The intersections of Bob Gray Road and Bob Kirby Road along with Bob Gray Road and Mabry Hood Road are both ranked in the top five for car crashes in the county.
Some neighbors in this area have witnessed so many crashes that 911 operators know them by name. But the county hopes converting two stop-sign-intersections on Bob Gray Road into roundabouts will keep drivers safer.
The project is about a year behind schedule because of property owners reluctance to sell the needed land right-of-way land, and post-recession changes in the mortgage industry.
"In one case, we've been working with Bank of America for six months to try to get it closed," said Public Works Deputy Director Jim Snowden, however he says he expects utility relocation to start this fall.
According to county officials over the past four years there have been at least thirty crashes at these two intersections, frequently the result of drivers at stop signs misjudging the speed of on-coming traffic.
That increases the likelihood for t-bone collisions, which Snowden says can be particularly harmful.
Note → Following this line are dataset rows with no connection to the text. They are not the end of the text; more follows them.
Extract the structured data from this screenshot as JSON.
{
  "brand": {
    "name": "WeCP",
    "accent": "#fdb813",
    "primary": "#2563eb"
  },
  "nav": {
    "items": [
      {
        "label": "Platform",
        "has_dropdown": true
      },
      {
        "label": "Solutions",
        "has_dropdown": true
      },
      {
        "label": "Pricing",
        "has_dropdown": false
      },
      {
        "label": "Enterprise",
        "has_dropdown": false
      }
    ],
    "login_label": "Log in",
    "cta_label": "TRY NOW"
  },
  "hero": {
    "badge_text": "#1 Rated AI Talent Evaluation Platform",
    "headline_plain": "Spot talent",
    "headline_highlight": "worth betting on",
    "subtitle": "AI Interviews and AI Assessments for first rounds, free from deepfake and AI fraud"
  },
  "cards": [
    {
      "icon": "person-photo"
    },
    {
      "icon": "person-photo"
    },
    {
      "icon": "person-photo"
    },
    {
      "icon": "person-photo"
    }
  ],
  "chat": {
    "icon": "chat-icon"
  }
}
He says they believe the roundabouts will reduce injuries.
"You can't get a right angle collision, therefore even the crashes you do have are going to be less severe," said Snowden.
Knox County Commission is expected to approve the contract for construction this month and Snowden says he projects the project to be finished in a year.
"This time next year people go back to school in 2014, intersection is complete. It's much safer, it's much easier to get in and out of," said Snowden.
While the county believes the renovations will be worth the investment, many neighbors oppose the idea.
10News spoke with several people this weekend-- who didn't want to be interviewed because they're still negotiating with the county. But neighbors they say they're concerned the roundabouts-- and the property they have to give up to build them-- will badly hurt their property values.
Several people expressed those concerns during public hearings before the Knox County Commission. They voted to move forward with right-of-way acquisitions last October.